Yıllar sonra Barabar'ın Her Yer Memleket albümünde şarkının yeni bir yorumu yer aldı. Geçen kış gittiğimiz Barabar konserinin şen şarkılarından birisiydi.

Pazar, Ekim 06, 2024

"PERFECT DAYS" izlerken


Nina Simone - Feeling Good (Official Video)


Dün gece kızımla Perfect Days'i izledik, o ilk kez izliyordu, ben üçüncü kez. 
Çiçeğimin keyfi biraz eksik bugünlerde, iş arama bulma konusunda dertli. Morali düzelsin diye birlikte film seyretmeyi önerdim, Perfect Days deyince kıramadım, "sen burada olmadığın sırada ben o filmi bir kez daha izledim" demedim. 
İyi ki dememişim, filmi tekrar izlerken bir çok yeni ayrıntı yakaladım, yine filmin son sahnesinde kahramanımız Hirayama ile birlikte gülümsedim. 

 Asıl önemlisi jenerik sonunda gördüğüm not oldu: 
"Komorebi, rüzgarda salınan yaprakların yarattığı ışık oyunu anlamına gelen Japonca kelimedir. Sadece o anda bir kereliğine var olur.
İşte bu cümleler filmi sevmemin anahtarını göstermiş oldu bana. 
Tıpkı Hirayama'nın her sabah ağaçları hışırdatan rüzgar  ve kuş sesiyle uyanması, tapınak bahçesinde bulduğu ağaç filizlerini minik evinde saksılarda yetiştirmesi, her öğlen tatilinde yemeğini ağaçların altında yemesi, onların tepelerinde oluşan ışık gölge oyunlarını seyretmesi, fotoğraflarını çekmesi... gibi pek çok ayrıntıyı içselleştirerek izlemiş olmam gibi.

Perfect Days'i ilk seyrettiğimde şunu düşünmüştüm; bu filmi tekrar izlesem yine Hirayama ile birlikte gülümserim. Evet, öyle oldu; yine gülümsedim.

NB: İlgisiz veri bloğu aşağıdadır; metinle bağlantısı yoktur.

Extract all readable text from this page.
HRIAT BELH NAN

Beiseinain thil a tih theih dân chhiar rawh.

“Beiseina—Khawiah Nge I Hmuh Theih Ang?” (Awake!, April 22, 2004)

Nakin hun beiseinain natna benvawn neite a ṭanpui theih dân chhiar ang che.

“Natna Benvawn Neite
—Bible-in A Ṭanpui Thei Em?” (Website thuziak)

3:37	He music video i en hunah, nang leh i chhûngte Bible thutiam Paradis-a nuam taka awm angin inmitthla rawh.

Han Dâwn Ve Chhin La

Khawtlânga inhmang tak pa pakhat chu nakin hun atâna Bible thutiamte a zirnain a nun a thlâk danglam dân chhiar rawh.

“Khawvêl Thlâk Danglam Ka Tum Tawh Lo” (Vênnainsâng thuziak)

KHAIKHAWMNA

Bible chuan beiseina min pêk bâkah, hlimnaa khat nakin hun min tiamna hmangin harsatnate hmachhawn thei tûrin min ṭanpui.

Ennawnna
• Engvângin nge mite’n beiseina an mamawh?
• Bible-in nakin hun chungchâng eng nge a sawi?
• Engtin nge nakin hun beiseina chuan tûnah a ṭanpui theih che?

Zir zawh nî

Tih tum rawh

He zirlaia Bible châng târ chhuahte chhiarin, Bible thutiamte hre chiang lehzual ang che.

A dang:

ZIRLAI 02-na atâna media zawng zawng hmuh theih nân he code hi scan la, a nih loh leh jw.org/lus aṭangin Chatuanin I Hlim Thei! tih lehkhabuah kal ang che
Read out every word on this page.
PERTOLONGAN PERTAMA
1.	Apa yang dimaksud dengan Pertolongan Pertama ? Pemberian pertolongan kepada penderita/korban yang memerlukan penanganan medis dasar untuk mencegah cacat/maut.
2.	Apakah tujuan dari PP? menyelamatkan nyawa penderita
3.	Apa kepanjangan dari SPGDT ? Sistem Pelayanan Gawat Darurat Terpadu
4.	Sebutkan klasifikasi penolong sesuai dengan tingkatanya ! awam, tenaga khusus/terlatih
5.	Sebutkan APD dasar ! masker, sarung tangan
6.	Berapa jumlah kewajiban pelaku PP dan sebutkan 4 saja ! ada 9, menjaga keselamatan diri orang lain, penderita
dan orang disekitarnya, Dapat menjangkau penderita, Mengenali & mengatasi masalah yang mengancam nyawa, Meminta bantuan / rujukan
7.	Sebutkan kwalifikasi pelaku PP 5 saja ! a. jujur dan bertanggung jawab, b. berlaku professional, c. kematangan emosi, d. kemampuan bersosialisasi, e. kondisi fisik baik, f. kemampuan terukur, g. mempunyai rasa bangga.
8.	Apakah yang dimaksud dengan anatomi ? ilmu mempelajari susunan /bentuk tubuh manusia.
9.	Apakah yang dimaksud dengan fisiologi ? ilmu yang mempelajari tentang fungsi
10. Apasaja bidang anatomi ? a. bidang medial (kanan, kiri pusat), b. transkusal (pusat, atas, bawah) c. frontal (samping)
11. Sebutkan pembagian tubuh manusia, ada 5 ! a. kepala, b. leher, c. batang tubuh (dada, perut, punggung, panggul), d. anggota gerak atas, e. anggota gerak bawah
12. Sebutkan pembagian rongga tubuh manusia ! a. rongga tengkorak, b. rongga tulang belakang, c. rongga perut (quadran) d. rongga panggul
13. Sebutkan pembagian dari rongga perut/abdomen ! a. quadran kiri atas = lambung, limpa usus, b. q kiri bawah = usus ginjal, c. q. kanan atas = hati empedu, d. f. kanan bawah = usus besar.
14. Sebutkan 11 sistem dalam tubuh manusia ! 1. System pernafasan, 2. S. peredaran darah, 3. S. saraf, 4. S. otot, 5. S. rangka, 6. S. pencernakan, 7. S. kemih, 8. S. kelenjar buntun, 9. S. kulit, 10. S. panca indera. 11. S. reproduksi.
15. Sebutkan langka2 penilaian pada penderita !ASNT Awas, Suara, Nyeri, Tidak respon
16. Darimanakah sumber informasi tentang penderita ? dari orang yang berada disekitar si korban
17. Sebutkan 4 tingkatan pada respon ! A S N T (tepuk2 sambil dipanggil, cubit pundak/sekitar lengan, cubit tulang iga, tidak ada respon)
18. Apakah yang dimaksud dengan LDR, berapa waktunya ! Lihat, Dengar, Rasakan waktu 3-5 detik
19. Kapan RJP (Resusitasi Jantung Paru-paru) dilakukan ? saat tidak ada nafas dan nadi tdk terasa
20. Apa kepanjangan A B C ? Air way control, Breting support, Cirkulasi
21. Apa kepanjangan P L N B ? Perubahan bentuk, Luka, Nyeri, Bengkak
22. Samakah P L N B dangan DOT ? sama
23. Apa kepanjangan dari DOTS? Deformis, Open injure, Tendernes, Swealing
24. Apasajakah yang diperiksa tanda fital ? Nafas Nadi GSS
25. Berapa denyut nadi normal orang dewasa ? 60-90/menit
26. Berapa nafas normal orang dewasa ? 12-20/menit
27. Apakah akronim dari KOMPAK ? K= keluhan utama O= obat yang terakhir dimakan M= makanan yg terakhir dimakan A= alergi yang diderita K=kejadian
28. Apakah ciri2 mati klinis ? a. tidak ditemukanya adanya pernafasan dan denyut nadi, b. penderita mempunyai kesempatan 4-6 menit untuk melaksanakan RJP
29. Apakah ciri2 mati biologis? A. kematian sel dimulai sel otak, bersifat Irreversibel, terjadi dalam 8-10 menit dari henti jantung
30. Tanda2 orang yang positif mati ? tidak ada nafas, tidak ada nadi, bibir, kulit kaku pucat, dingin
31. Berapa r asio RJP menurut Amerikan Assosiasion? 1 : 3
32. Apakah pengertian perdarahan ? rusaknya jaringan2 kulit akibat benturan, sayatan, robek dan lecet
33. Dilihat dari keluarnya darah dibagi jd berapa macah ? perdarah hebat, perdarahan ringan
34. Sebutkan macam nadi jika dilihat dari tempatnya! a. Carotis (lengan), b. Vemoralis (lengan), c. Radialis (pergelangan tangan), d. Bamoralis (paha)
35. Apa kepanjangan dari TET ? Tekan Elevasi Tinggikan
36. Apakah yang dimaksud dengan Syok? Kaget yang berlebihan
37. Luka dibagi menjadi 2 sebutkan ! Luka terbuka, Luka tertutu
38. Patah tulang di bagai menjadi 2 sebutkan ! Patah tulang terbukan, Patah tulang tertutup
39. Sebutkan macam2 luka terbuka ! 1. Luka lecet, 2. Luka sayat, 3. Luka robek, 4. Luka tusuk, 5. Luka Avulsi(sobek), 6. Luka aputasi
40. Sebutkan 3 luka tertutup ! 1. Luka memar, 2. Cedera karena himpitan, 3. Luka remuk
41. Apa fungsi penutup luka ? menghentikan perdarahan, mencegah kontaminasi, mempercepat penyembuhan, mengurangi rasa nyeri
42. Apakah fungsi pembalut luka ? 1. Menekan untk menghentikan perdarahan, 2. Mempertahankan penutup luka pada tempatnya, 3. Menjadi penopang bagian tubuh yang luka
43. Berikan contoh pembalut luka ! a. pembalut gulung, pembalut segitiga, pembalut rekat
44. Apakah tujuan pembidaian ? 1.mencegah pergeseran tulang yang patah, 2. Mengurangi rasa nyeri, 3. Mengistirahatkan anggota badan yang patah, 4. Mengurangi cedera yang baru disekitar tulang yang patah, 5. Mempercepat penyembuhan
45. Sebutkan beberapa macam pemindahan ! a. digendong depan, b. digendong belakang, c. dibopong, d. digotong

Üstteki şarkı Nina Simon'dan, filmin son sahnesinde çalınmakta.

Salı, Eylül 24, 2024

Gündönümünün ardından

Başlığı attım atmasına da gündönümü üzerinden  iki gün geçti bile.
Bu ay Ekmekcikız'ı fazlasıyla boşlamışım, zevahiri kurtarmak için bile olsa bir post girmeliyim, kendisine ayıp olacak yoksa...

Efendim, Eylül başında tatildir denizdir dedim, hovardalık ettim. 
Sonra İstanbul'a geldim iş güç, meşguliyetler, sarı yazdan sombahara geçiş derken günler akıp gitmekte.
Öyle ki atkestaneleri  erkenden meyve dökmeye başlamış, her sene avuç avuç toplarken bu sene üç tane ancak buldum.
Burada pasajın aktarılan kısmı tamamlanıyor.